Friedrich Achleiter: Österreichische Architektur im 20. Jahrhundert III/3 Wien 19.-23. Bezirk. Herausgegeben vom Architekturzentrum Wien im Residenz-Verlag St. Pölten - Salzburg 2010. 500 S., illustriert, € 49,90

Die schlechte Nachricht: Der 4. Band von "Österreichische Architektur im 20. Jahrhundert" über Niederösterreich wird nicht realisiert. Die gute Nachricht: Band III/3 "Wien 19. - 23. Bezirk" ist, fast 500 Seiten stark, jetzt erschienen. Die Idee zu diesem "Monsterprojekt " hatte der damals 35-jährige Friedrich Achleiter anno 1965. Der jüngste Band kam nach seinem 80. Geburtstag. Ziel des Architekten, Schriftstellers und Architekturkritikers, war es, einen handlichen Führer der charakteristischen Bausubstanz des 20. Jahrhunderts zu schreiben. Als Zeitrahmen setzte er sich seinerzeit drei Jahre. Friedrich Achleitner, Mitglied der legendären "Wiener Gruppe" (H.C. Artmann, Konrad Bayer, Gerhard Rühm, Oswald Wiener), studierte Architektur an der Akademie der bildenden Künste in Wien, wo er bis 1998 an der Hochschule für angewandte Kunst als Professor für Geschichte und Theorie der Architektur tätig war.

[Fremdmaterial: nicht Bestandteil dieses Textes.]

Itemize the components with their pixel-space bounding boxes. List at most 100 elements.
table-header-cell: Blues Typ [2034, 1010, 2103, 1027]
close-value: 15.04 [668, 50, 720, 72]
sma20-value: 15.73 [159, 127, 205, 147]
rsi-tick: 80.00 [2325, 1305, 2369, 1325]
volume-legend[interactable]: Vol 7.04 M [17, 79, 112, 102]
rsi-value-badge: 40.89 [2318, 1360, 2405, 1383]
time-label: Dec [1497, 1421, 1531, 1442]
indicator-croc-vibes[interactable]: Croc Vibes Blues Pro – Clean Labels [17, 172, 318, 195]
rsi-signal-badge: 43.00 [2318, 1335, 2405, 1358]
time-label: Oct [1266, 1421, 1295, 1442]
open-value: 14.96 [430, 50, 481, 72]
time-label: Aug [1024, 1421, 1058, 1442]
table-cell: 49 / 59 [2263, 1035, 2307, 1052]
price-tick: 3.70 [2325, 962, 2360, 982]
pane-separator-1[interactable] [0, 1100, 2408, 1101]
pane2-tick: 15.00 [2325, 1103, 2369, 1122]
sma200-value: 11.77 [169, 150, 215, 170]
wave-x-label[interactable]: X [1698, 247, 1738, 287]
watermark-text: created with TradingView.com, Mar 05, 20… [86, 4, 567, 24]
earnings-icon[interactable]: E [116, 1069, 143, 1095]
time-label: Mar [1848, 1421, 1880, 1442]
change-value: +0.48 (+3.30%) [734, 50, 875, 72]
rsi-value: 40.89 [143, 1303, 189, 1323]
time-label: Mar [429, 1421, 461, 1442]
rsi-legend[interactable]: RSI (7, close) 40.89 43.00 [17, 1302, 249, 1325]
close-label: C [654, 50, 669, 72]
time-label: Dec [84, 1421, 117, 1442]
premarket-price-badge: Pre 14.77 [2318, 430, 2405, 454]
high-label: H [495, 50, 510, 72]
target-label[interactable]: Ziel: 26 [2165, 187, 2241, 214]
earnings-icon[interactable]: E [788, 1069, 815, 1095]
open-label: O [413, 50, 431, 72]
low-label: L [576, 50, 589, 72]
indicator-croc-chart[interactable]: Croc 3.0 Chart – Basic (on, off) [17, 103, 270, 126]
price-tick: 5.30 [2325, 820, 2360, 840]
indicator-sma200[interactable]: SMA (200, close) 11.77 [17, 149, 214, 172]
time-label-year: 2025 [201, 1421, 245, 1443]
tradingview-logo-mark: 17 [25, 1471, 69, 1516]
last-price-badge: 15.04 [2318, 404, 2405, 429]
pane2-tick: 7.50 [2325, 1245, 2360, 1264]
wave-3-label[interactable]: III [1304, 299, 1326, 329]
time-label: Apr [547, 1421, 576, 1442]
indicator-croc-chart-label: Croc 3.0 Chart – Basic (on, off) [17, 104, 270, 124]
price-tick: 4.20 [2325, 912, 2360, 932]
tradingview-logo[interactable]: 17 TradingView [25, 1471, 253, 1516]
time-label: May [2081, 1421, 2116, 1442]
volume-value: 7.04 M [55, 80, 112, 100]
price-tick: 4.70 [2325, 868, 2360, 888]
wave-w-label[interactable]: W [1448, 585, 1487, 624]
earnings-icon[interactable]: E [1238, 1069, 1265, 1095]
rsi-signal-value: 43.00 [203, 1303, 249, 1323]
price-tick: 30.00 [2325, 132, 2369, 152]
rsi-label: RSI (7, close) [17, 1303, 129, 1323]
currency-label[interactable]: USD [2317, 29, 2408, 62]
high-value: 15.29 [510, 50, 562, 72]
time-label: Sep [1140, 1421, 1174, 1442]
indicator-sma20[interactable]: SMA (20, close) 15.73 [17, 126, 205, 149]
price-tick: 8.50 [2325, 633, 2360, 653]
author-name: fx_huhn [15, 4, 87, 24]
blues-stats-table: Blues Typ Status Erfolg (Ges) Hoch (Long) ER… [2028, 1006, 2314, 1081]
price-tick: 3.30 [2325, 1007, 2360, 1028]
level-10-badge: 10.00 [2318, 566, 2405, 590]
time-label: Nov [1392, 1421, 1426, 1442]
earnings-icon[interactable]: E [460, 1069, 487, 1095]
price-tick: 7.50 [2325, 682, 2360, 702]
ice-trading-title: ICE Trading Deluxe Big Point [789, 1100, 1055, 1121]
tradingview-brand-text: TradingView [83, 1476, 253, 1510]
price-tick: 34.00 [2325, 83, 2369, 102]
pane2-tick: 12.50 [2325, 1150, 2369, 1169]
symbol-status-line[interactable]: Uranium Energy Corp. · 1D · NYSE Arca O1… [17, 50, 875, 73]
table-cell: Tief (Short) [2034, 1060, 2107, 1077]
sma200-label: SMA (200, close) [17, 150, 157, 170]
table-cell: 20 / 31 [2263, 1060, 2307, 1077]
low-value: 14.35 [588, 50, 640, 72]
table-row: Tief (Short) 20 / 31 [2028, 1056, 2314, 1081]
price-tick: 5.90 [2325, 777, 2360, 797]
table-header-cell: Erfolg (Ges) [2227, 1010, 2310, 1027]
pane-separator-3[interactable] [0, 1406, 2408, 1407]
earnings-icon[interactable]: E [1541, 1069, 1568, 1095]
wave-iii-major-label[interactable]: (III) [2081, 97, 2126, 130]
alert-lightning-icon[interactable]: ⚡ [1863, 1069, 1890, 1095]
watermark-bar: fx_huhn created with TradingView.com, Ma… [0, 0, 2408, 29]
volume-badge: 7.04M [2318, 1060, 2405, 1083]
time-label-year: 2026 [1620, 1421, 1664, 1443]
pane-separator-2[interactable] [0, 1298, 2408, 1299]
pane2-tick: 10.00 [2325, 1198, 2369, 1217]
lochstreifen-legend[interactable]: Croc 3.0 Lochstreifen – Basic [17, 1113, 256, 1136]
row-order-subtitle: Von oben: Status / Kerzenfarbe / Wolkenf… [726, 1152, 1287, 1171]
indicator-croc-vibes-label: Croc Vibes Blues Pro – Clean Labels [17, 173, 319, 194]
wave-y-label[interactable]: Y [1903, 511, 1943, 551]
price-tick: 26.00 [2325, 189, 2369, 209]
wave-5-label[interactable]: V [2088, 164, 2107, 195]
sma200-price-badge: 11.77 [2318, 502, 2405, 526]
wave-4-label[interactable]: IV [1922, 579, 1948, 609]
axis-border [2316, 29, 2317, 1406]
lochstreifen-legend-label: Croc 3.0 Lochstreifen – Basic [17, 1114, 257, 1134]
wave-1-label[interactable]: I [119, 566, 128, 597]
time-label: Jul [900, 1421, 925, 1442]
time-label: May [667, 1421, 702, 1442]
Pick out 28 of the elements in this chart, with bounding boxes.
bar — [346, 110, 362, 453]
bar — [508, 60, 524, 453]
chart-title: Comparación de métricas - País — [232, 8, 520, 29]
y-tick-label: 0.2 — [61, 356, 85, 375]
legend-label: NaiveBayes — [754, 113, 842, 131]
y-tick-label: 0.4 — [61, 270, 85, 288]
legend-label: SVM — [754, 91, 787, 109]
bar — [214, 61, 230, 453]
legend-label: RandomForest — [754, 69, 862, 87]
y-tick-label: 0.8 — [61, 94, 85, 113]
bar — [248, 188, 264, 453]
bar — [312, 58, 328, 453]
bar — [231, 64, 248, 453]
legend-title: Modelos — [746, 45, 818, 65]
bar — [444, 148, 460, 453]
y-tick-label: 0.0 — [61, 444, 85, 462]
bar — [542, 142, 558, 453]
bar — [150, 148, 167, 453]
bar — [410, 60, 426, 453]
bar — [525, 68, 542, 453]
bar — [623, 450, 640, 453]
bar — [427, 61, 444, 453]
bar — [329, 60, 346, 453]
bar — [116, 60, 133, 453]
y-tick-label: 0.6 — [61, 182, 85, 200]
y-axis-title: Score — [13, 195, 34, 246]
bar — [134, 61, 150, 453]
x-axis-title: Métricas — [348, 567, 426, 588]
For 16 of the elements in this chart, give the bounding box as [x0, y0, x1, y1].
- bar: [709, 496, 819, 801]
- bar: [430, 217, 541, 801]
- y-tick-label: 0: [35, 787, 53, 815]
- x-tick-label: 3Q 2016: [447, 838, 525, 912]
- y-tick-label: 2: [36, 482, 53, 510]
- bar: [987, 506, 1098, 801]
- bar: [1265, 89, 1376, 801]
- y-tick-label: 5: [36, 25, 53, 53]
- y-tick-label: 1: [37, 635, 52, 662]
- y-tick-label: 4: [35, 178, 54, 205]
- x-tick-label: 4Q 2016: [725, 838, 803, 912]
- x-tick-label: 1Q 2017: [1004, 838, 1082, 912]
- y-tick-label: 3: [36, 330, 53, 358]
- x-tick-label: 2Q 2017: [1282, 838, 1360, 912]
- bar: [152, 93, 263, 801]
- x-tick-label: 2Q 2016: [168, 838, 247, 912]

Seine Führer behandeln Architektur im weitesten Sinne, das heißt auch Bauten des alltäglichen Bedarfs, Einfamilienhäuser, Fabriken oder Brücken. Das heißt aber auch, dass es nicht nur um Technik, Stile oder Kunstgeschichte geht, sondern auch um kultur- und sozialhistorische Aspekte. Aus dieser Motivation heraus kann sich der Architekturführer nicht nur mit Besonderem und Erlesenem beschäftigen, sondern ebenso mit Typischem und Allgemeinem. Aufgrund der geographisch und thematisch gereihten Objektliste findet man Informationen über Ort und Zeit, Bauherren, Entwerfer und Ausführende. Eine weitere Gliederung bilden Kategorien wie Bauten für Verwaltung und Büro, Religion, Heilung, städtische Häuser, Sozialer Wohnbau, Verkehr usw. So lernt man, auch an Hand zahlreicher Abbildungen die moderen Gebäude in Döbling, in der Brigittenau, in Floridsdorf, in der Donaustadt und in Liesing kennen. Wobei zu bedenken ist, dass jeder Bezirk so gross ist wie anderswo eine Landeshauptstadt. "Für die Auswahl der Objekte ist ausschließlich der Autor verantwortlich", schreibt Achleitner, der 1981 mit dieser Arbeit zum Dr. techn. promovierte. Auch die Wertung erfolgte subjektiv und pointiert, aus der Feder des Architekturkritikers. Von einfacher listenmäßiger Erfassung bis zu mehrseitiger, illustrierter Darstellung ist alles vertreten. Den Beginn jedes der fünf großen Kapitel bildet eine 2-seitige Charakterisierung des Bezirks - die in ihrer Struktur sehr unterschiedlich sind.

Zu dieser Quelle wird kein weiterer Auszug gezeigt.